El proyecto THESILO rehabilitará antiguos silos de cereal en España y Portugal para convertirlos en sistemas de almacenamiento térmico.
- 🔋 1.050 silos abandonados en España y Portugal.
- 🌡️ Conversión en baterías térmicas para almacenar renovables.
- 🏚️ Infraestructuras rurales olvidadas con nueva vida energética.
- ♻️ Uso de materiales reciclados y sistemas Power-to-Heat.
- 🇪🇸🇵🇹 Proyecto transfronterizo EUROACE entre Extremadura y Portugal.
- 🌾 Impulso al mundo rural y nuevas oportunidades industriales.
- ⚡ Más estabilidad eléctrica frente a la intermitencia solar y eólica.
Viejos silos agrícolas convertidos en baterías térmicas: la apuesta de Extremadura para almacenar energía renovable
Durante décadas, cientos de silos de cereal dominaron el paisaje rural de la península ibérica. Muchos quedaron abandonados tras los cambios en el modelo agrícola y logístico. Estructuras enormes, de hormigón, resistentes… y prácticamente vacías. Ahora, un nuevo proyecto quiere darles una segunda vida muy distinta: convertirlos en grandes sistemas de almacenamiento energético.
El proyecto THESILO, impulsado en Extremadura y Portugal, plantea reutilizar antiguos silos de grano como baterías térmicas capaces de almacenar excedentes de energía renovable en forma de calor. Una idea que mezcla economía circular, rehabilitación del patrimonio industrial y transición energética en una sola jugada. Y ojo, porque tiene bastante sentido técnico.
El proyecto está coordinado por el Centro Ibérico de Investigación en Almacenamiento Energético (CIIAE) y se desarrolla dentro del programa europeo Interreg VI-A España-Portugal (POCTEP) 2021-2027, con una financiación de más de 1,5 millones de euros.
Por qué los silos son ideales para almacenar energía
A simple vista, un silo abandonado puede parecer poco útil. Pero desde el punto de vista energético reúne varias características muy interesantes.
Estas construcciones fueron diseñadas para soportar grandes cargas, cambios de temperatura y décadas de uso intensivo. Su estructura de hormigón armado ofrece una enorme inercia térmica, algo fundamental cuando se quiere almacenar calor durante muchas horas o incluso días.
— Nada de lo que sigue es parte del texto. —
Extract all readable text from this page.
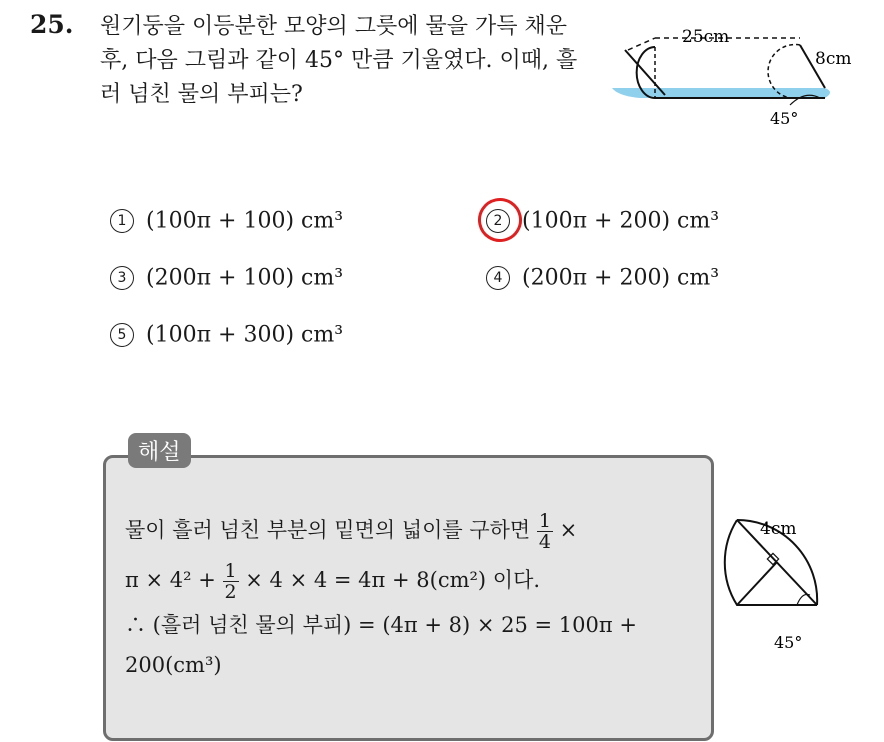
25. 원기둥을 이등분한 모양의 그릇에 물을 가득 채운 후, 다음 그림과 같이 45° 만큼 기울였다. 이때, 흘러 넘친 물의 부피는?
25cm
8cm
45°
1 (100π + 100) cm³	2 (100π + 200) cm³
3 (200π + 100) cm³	4 (200π + 200) cm³
5 (100π + 300) cm³
해설
물이 흘러 넘친 부분의 밑면의 넓이를 구하면 $\frac{1}{4}$ ×
$\pi \times 4^2 + \frac{1}{2} \times 4 \times 4 = 4\pi + 8(cm^2)$ 이다.
∴ (흘러 넘친 물의 부피) = (4π + 8) × 25 = 100π +
200(cm³)
4cm
45°
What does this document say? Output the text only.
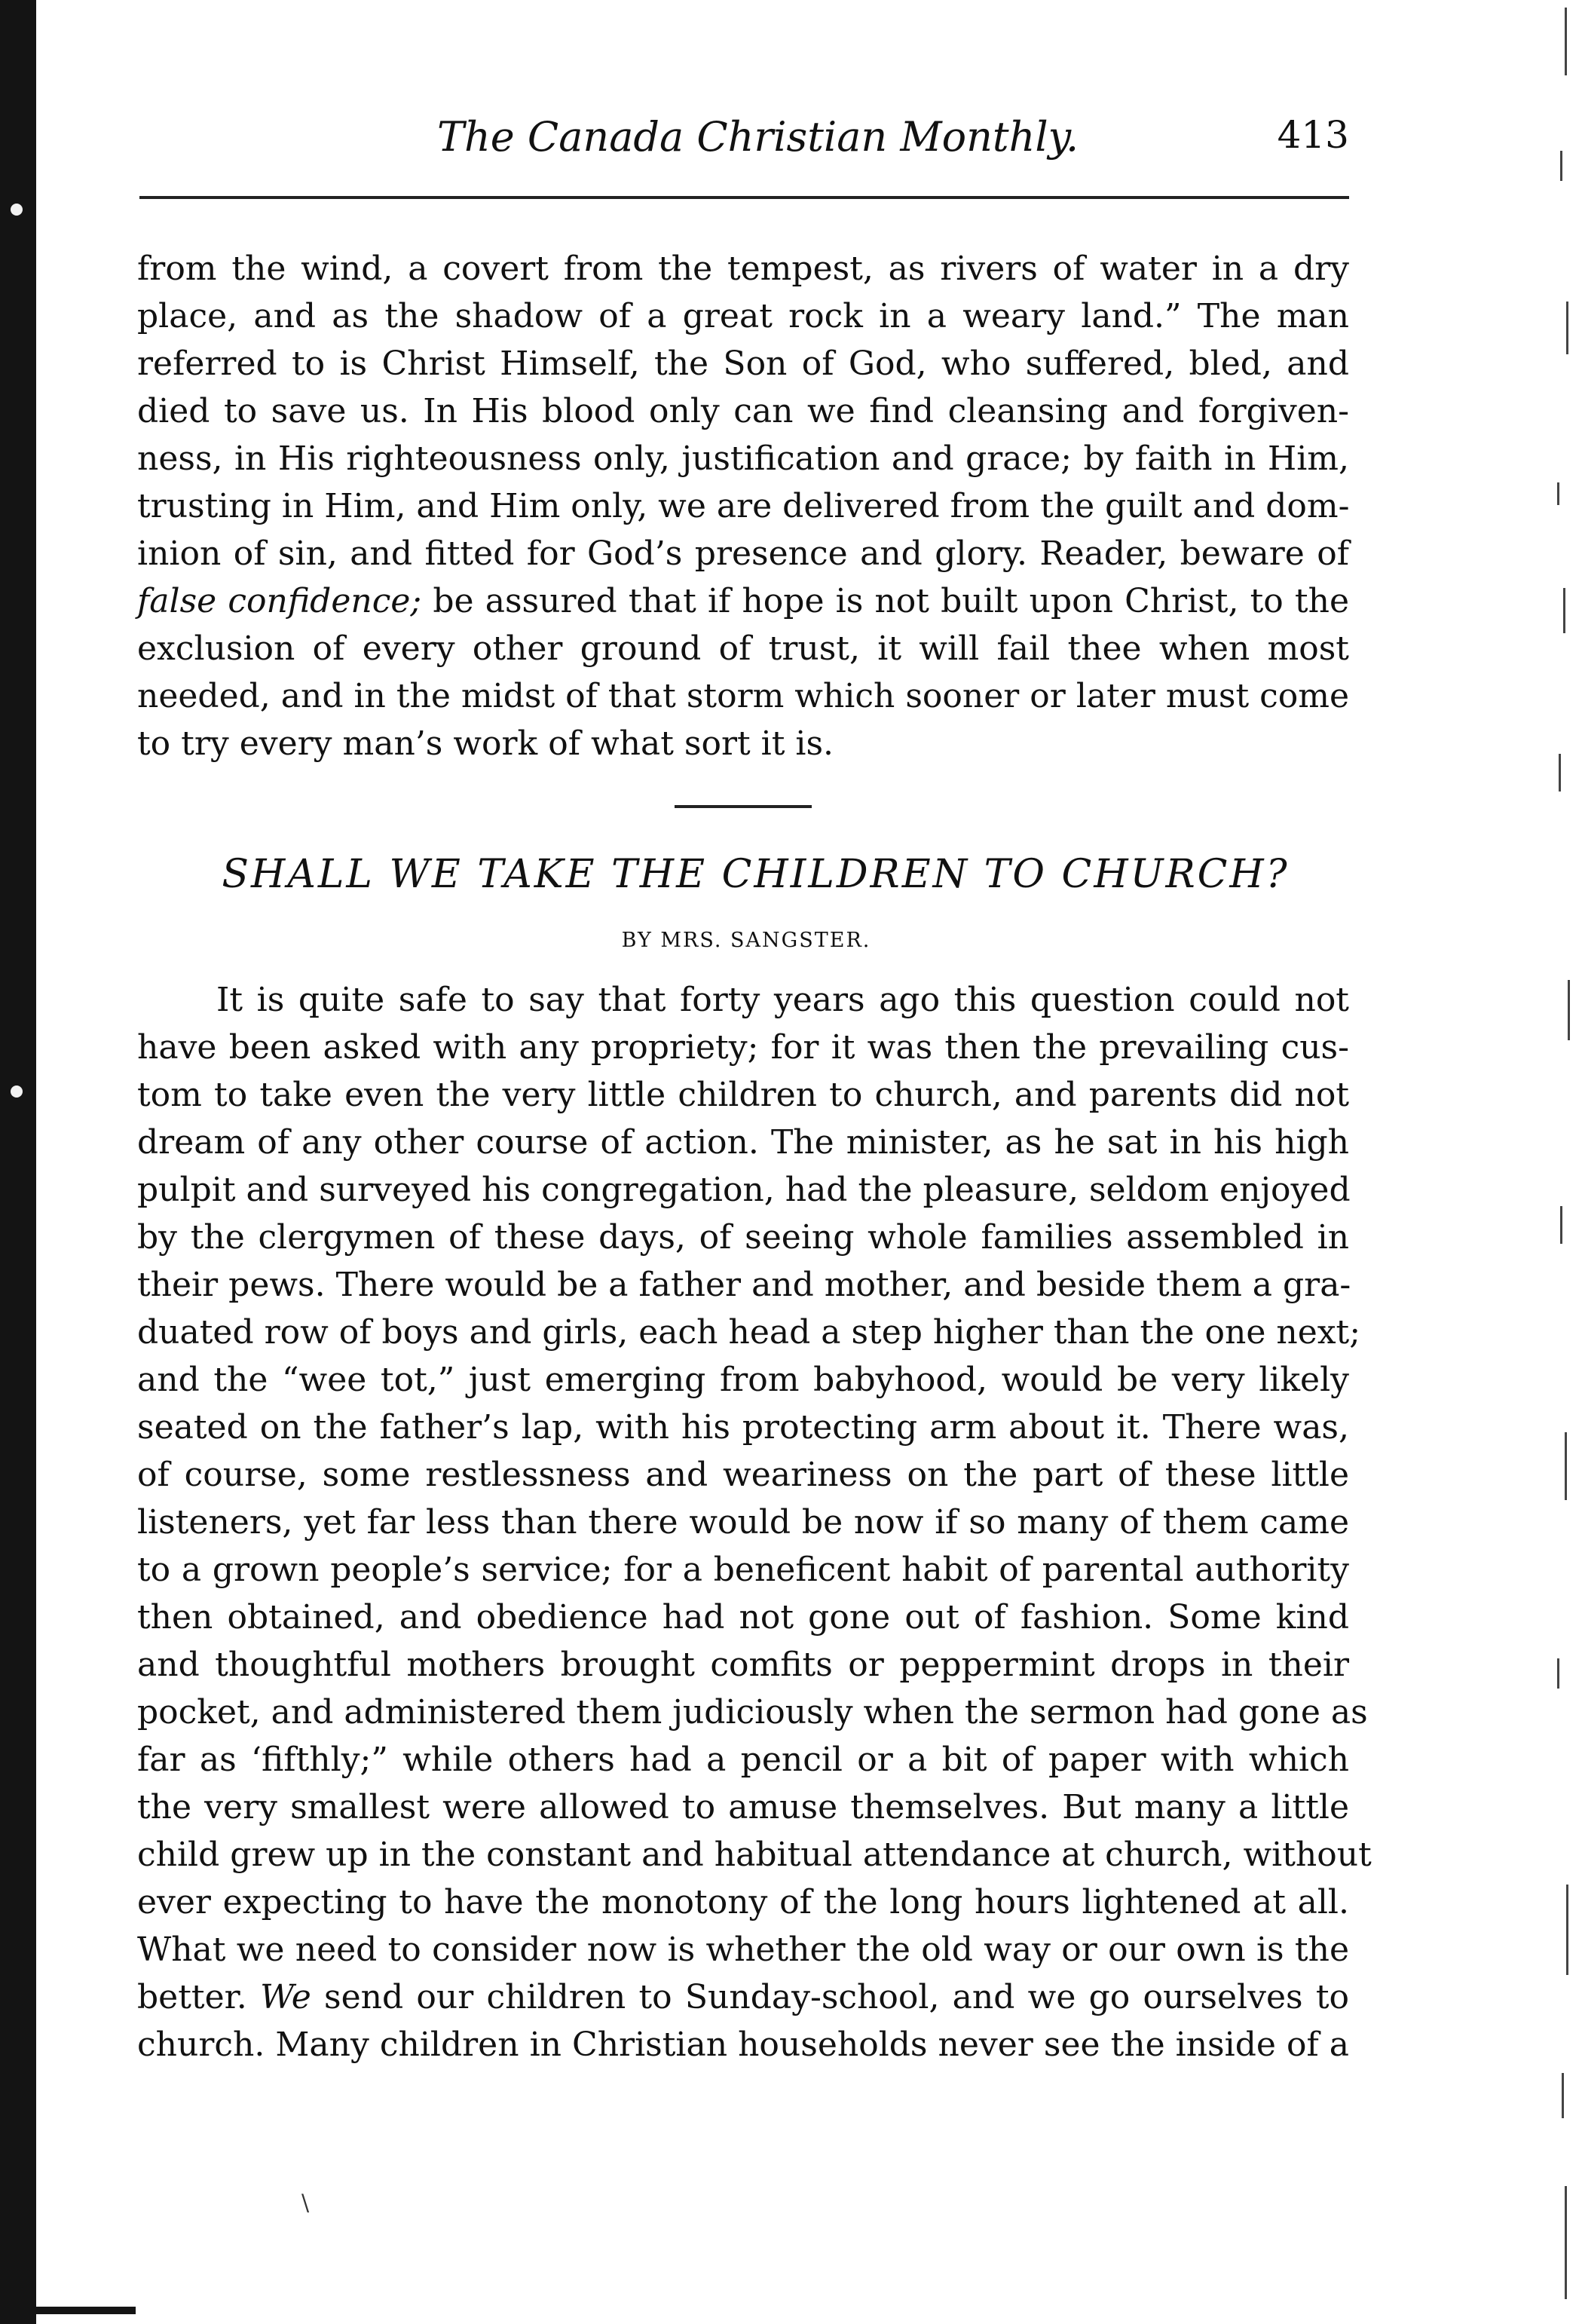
The Canada Christian Monthly.	413
from the wind, a covert from the tempest, as rivers of water in a dry
place, and as the shadow of a great rock in a weary land.” The man
referred to is Christ Himself, the Son of God, who suffered, bled, and
died to save us. In His blood only can we find cleansing and forgiven-
ness, in His righteousness only, justification and grace; by faith in Him,
trusting in Him, and Him only, we are delivered from the guilt and dom-
inion of sin, and fitted for God’s presence and glory. Reader, beware of
false confidence; be assured that if hope is not built upon Christ, to the
exclusion of every other ground of trust, it will fail thee when most
needed, and in the midst of that storm which sooner or later must come
to try every man’s work of what sort it is.
SHALL WE TAKE THE CHILDREN TO CHURCH?
BY MRS. SANGSTER.
It is quite safe to say that forty years ago this question could not
have been asked with any propriety; for it was then the prevailing cus-
tom to take even the very little children to church, and parents did not
dream of any other course of action. The minister, as he sat in his high
pulpit and surveyed his congregation, had the pleasure, seldom enjoyed
by the clergymen of these days, of seeing whole families assembled in
their pews. There would be a father and mother, and beside them a gra-
duated row of boys and girls, each head a step higher than the one next;
and the “wee tot,” just emerging from babyhood, would be very likely
seated on the father’s lap, with his protecting arm about it. There was,
of course, some restlessness and weariness on the part of these little
listeners, yet far less than there would be now if so many of them came
to a grown people’s service; for a beneficent habit of parental authority
then obtained, and obedience had not gone out of fashion. Some kind
and thoughtful mothers brought comfits or peppermint drops in their
pocket, and administered them judiciously when the sermon had gone as
far as ‘fifthly;” while others had a pencil or a bit of paper with which
the very smallest were allowed to amuse themselves. But many a little
child grew up in the constant and habitual attendance at church, without
ever expecting to have the monotony of the long hours lightened at all.
What we need to consider now is whether the old way or our own is the
better. We send our children to Sunday-school, and we go ourselves to
church. Many children in Christian households never see the inside of a
\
Además, muchos están situados cerca de núcleos rurales, zonas agrícolas o infraestructuras eléctricas ya existentes. Eso reduce costes de adaptación. No hace falta construir instalaciones completamente nuevas desde cero. Ahí está una de las claves.
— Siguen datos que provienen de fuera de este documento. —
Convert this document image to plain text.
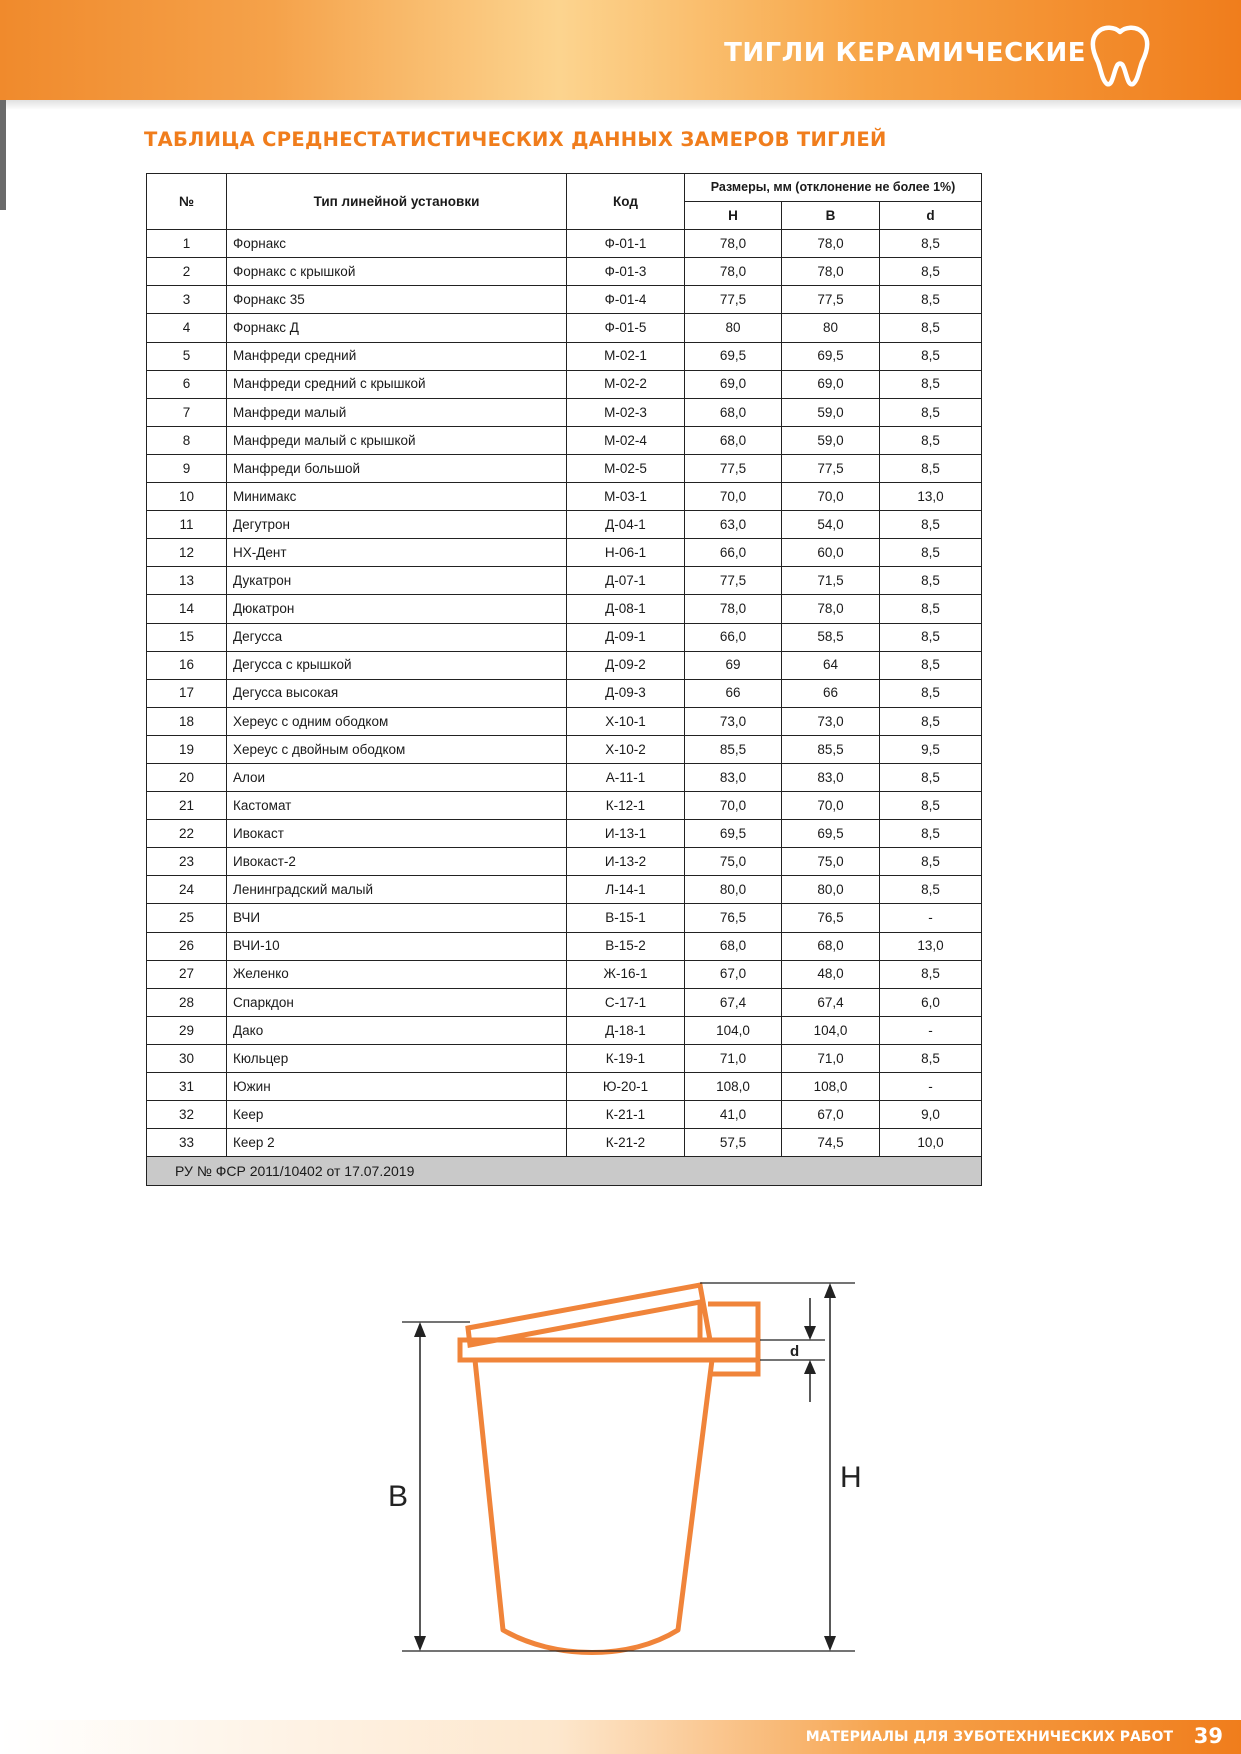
ТИГЛИ КЕРАМИЧЕСКИЕ
ТАБЛИЦА СРЕДНЕСТАТИСТИЧЕСКИХ ДАННЫХ ЗАМЕРОВ ТИГЛЕЙ
№	Тип линейной установки	Код	Размеры, мм (отклонение не более 1%)		
			H	B	d
1	Форнакс	Ф-01-1	78,0	78,0	8,5
2	Форнакс с крышкой	Ф-01-3	78,0	78,0	8,5
3	Форнакс 35	Ф-01-4	77,5	77,5	8,5
4	Форнакс Д	Ф-01-5	80	80	8,5
5	Манфреди средний	М-02-1	69,5	69,5	8,5
6	Манфреди средний с крышкой	М-02-2	69,0	69,0	8,5
7	Манфреди малый	М-02-3	68,0	59,0	8,5
8	Манфреди малый с крышкой	М-02-4	68,0	59,0	8,5
9	Манфреди большой	М-02-5	77,5	77,5	8,5
10	Минимакс	М-03-1	70,0	70,0	13,0
11	Дегутрон	Д-04-1	63,0	54,0	8,5
12	НХ-Дент	Н-06-1	66,0	60,0	8,5
13	Дукатрон	Д-07-1	77,5	71,5	8,5
14	Дюкатрон	Д-08-1	78,0	78,0	8,5
15	Дегусса	Д-09-1	66,0	58,5	8,5
16	Дегусса с крышкой	Д-09-2	69	64	8,5
17	Дегусса высокая	Д-09-3	66	66	8,5
18	Хереус с одним ободком	Х-10-1	73,0	73,0	8,5
19	Хереус с двойным ободком	Х-10-2	85,5	85,5	9,5
20	Алои	А-11-1	83,0	83,0	8,5
21	Кастомат	К-12-1	70,0	70,0	8,5
22	Ивокаст	И-13-1	69,5	69,5	8,5
23	Ивокаст-2	И-13-2	75,0	75,0	8,5
24	Ленинградский малый	Л-14-1	80,0	80,0	8,5
25	ВЧИ	В-15-1	76,5	76,5	-
26	ВЧИ-10	В-15-2	68,0	68,0	13,0
27	Желенко	Ж-16-1	67,0	48,0	8,5
28	Спаркдон	С-17-1	67,4	67,4	6,0
29	Дако	Д-18-1	104,0	104,0	-
30	Кюльцер	К-19-1	71,0	71,0	8,5
31	Южин	Ю-20-1	108,0	108,0	-
32	Кеер	К-21-1	41,0	67,0	9,0
33	Кеер 2	К-21-2	57,5	74,5	10,0
РУ № ФСР 2011/10402 от 17.07.2019					
B
H
d
МАТЕРИАЛЫ ДЛЯ ЗУБОТЕХНИЧЕСКИХ РАБОТ 39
El almacenamiento térmico funciona calentando materiales capaces de conservar energía durante largos periodos. Más tarde, ese calor puede reutilizarse para procesos industriales, calefacción o incluso para producir electricidad en determinados sistemas híbridos.
Y esto llega en un momento importante. Europa está aumentando muy rápido su capacidad solar y eólica, pero el gran cuello de botella sigue siendo el almacenamiento. Cuando sobra energía renovable durante ciertas horas del día, gran parte se desperdicia o se vende a precios muy bajos. Convertir ese excedente en calor almacenable puede aliviar bastante el problema.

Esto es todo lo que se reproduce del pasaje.